The Watcher Cat

The Watcher Cat

Friday, December 30, 2016

A Valedictory for the Year



This may not be the last post of the year--la Caterina and I are planning a quiet and restful New Year's Eve, and, if anything sparks, I'll probably have time to add one last thought for the year. It's been a strange one, 2016. I was born in a year ending in 6, and for the last three decades, those years have signified major change in my own life. 1996 and 2006 were two of the toughest years in my life.

2016--well, keeping things in the "I" as they say in EFM, and leaving outside forces and stories aside, it has been one of change, as were its predecessors, but far more positive.

My own life in the law and in the church have taken me in different directions than I anticipated. In my legal role, the unexpected departure of a great leader and friend led to me taking his place. In the last six months, I have been challenged, engaged, and genuinely touched. I could not be more grateful for the chance to try to make a difference.

Likewise, my ministry at St. Barts has been a revelatory experience. In this first full year of ministry, I have had the chance to preach, teach, and to create a protocol for Eucharistic Visitors. ("Create" is unduly generous. Make that "cobble up from the work of others"). Here's fun fact: my best source of several fine ones for the protocol came from a diocese that I know, but where I probably could not get licensed, due to my pro-same sex marriage views. It was interesting and humbling to encounter those with whom I strongly disagree in a context where I learned greatly from them. It's a good reminder to me of what C.P. Snow called "the virtues of the other side."

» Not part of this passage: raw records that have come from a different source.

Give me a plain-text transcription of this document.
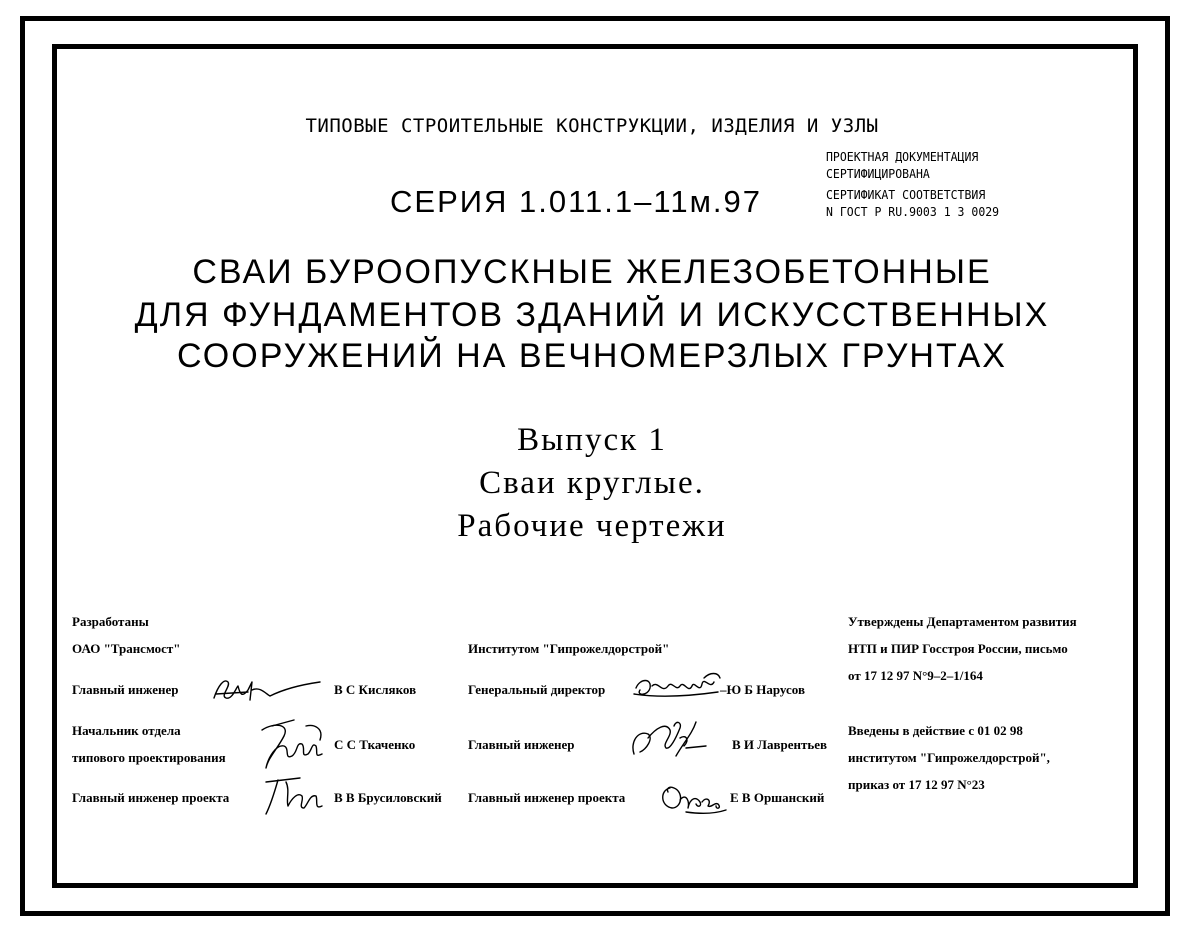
ТИПОВЫЕ СТРОИТЕЛЬНЫЕ КОНСТРУКЦИИ, ИЗДЕЛИЯ И УЗЛЫ
СЕРИЯ 1.011.1–11м.97
ПРОЕКТНАЯ ДОКУМЕНТАЦИЯ
СЕРТИФИЦИРОВАНА
СЕРТИФИКАТ СООТВЕТСТВИЯ
N ГОСТ Р RU.9003 1 3 0029
СВАИ БУРООПУСКНЫЕ ЖЕЛЕЗОБЕТОННЫЕ
ДЛЯ ФУНДАМЕНТОВ ЗДАНИЙ И ИСКУССТВЕННЫХ
СООРУЖЕНИЙ НА ВЕЧНОМЕРЗЛЫХ ГРУНТАХ
Выпуск 1
Сваи круглые.
Рабочие чертежи
Разработаны
ОАО "Трансмост"
Главный инженер	В С Кисляков
Начальник отдела
типового проектирования
С С Ткаченко
Главный инженер проекта	В В Брусиловский
Институтом "Гипрожелдорстрой"
Генеральный директор	–Ю Б Нарусов
Главный инженер	В И Лаврентьев
Главный инженер проекта	Е В Оршанский
Утверждены Департаментом развития
НТП и ПИР Госстроя России, письмо
от 17 12 97 N°9–2–1/164
Введены в действие с 01 02 98
институтом "Гипрожелдорстрой",
приказ от 17 12 97 N°23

Normally, I do a conspectus of the blog at year's end. But I think I want to quote one post on just this theme tonight:
Blog mascot Betty the Anglocat has taught me many lessons. And this morning, as she lay next to her old adversary Elspeth P. Kitten, I thought how lucky I am that these disparate animals who make up our herd of cats live in (relative) peace.

Later in the day, I reflected on what a gift the people we disagree with can often be to us. Oh, I know--we can get into shouting matches, flame wars, succumb to obsessive "comment wars" because someone is wrong on the internet. La C often uses this cartoon to call me out. And she's right to. Because sometimes they teach me things I need to know and even offer me comfort when I need it. The trick, I am slowly realizing is to shut up and listen. Not just hear, listen, and try to see why we disagree, and to disagree respectfully.

It doesn't mean caving. It means respecting the person with whom I disagree enough that I make the imaginative effort to see through his or her eyes, and to grasp their perspective emotionally, not just logically. It makes disagreeing much less disagreeable when I don't leap to the conclusion that disagree with me is clearly done in bad faith or lack of thought. (I know; I'm turning 50 this year--you think I'd have learned this sooner.)

Another example: I just this past week bought a devotional book that is privately published, kept in print as a labor of love. The person who curates this work is someone with whom I am at variance on several issues significant to us both. I wrote directly for a copy, and received an email that was warm and gracious. This person has enriched my life; if we had met in a different context, we might have seen each other as caricatures not people with much more in common than might otherwise be thought.
I still use that devotional book, for certain seasons of the liturgical year--

--Side Note: For the rest of the year, I pray the Daily Office, using the Daily Office Book. I mention this because here's another point of connection with someone I often disagree with, sometimes on his blog, sometimes here. Regardless, I do agree with Dreher on the power and utility ritual, liturgical prayer (versus spontaneous, extemporaneous prayer). And, by the way, it's not either/or--you can make room for spontaneous prayer within the liturgical framework of either the Office or the Breviary--

We still have Elspeth; we still have Betty. They coexist. And so, at the dawn of this blog's tenth year, it's still Betty's blog, I'm still Anglocat, and we'll go on prowling into the future.